• allopregnanolone;
  • cerebral cortex;
  • diazepam;
  • estradiol;
  • GABAA receptor;
  • neuroactive steroid

J. Neurochem. (2010) 113, 1285–1295.


Gonadal steroids, in particular estradiol, exert important actions during pre- and perinatal periods in the regulation of sexual dimorphism and development of the nervous system. We have now examined the effects of neonatal estradiol administration in female rats on brain concentrations of the neuroactive steroids allopregnanolone and tetrahydrodeoxycorticosterone, expression of GABAA receptor subunits, and behavioral sensitivity to benzodiazepines and allopregnanolone.
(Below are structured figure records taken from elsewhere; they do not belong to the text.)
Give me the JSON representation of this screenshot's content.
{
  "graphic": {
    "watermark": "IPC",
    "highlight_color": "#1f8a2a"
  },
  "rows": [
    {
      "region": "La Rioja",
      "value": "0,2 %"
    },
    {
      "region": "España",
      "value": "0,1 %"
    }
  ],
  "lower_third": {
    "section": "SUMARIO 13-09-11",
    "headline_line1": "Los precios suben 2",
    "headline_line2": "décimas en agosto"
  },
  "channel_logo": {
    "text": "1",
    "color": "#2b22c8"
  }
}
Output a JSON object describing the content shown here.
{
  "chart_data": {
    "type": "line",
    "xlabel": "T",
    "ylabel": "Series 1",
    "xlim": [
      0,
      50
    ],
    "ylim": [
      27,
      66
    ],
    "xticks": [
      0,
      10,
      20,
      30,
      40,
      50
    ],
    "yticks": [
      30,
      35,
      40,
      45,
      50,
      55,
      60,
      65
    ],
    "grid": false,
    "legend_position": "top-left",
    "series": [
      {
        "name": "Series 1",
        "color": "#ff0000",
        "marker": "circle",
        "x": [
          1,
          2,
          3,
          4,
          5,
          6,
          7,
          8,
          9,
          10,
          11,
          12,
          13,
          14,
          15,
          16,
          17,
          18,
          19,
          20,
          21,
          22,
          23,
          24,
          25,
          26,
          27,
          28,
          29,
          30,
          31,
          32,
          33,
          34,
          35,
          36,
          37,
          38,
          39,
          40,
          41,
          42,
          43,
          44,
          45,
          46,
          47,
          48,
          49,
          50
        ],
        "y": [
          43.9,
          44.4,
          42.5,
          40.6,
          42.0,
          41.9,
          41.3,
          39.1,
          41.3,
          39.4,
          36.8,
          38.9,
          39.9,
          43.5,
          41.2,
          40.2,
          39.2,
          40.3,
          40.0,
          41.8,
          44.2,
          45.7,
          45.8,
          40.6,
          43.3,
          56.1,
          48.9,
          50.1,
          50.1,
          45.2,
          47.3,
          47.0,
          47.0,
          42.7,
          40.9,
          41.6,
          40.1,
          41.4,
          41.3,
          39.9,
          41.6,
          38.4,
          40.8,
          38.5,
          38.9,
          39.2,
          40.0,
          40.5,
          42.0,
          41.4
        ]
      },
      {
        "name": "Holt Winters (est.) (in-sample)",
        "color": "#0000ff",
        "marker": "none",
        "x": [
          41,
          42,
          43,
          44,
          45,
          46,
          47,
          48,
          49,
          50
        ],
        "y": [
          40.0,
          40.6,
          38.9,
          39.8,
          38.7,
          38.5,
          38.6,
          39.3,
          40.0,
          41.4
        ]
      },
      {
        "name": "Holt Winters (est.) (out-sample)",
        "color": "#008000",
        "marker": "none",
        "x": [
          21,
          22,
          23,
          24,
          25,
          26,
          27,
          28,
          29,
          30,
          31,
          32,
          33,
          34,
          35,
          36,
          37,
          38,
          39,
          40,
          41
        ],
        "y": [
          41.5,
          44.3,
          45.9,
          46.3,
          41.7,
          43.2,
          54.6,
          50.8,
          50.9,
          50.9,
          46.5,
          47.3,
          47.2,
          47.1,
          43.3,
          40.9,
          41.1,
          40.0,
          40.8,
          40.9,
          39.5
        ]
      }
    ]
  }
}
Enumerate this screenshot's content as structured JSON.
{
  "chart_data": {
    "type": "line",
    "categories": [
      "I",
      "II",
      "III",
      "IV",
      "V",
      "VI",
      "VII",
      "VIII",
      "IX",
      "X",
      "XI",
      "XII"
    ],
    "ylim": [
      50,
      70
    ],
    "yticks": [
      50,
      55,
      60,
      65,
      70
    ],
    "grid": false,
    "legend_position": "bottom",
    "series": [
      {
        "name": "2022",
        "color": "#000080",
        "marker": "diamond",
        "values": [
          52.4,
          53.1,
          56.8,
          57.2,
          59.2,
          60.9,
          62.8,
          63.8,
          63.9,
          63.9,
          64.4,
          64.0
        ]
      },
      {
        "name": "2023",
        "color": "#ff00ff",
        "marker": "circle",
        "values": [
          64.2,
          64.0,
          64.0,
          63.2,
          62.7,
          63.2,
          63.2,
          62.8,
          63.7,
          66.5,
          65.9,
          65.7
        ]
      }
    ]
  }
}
Administration of β-estradiol 3-benzoate on the day of birth resulted in marked decreases in the concentrations of progesterone and allopregnanolone in the cerebral cortex at 21, 60, and 180 days after birth. The concentrations of tetrahydrodeoxycorticosterone, 17β-estradiol, and dehydroepiandrosterone in the brain at 60 days were not affected by such treatment. Neonatal administration of β-estradiol 3-benzoate also increased the cerebrocortical abundance of α1, α2, and γ2 subunits of the GABAA receptor without affecting that of α3, α4, α5, or δ subunits. Diazepam induced a greater reduction in locomotor activity as well as a more pronounced anxiolytic-like effect in the elevated plus-maze test in rats subjected to neonatal treatment with β-estradiol 3-benzoate than in vehicle-treated controls, while allopregnanolone induced a similar effect in both groups. These effects of estradiol suggest that it plays a major role in regulation both of GABAergic transmission and of the abundance of endogenous modulators of such transmission during development of the central nervous system.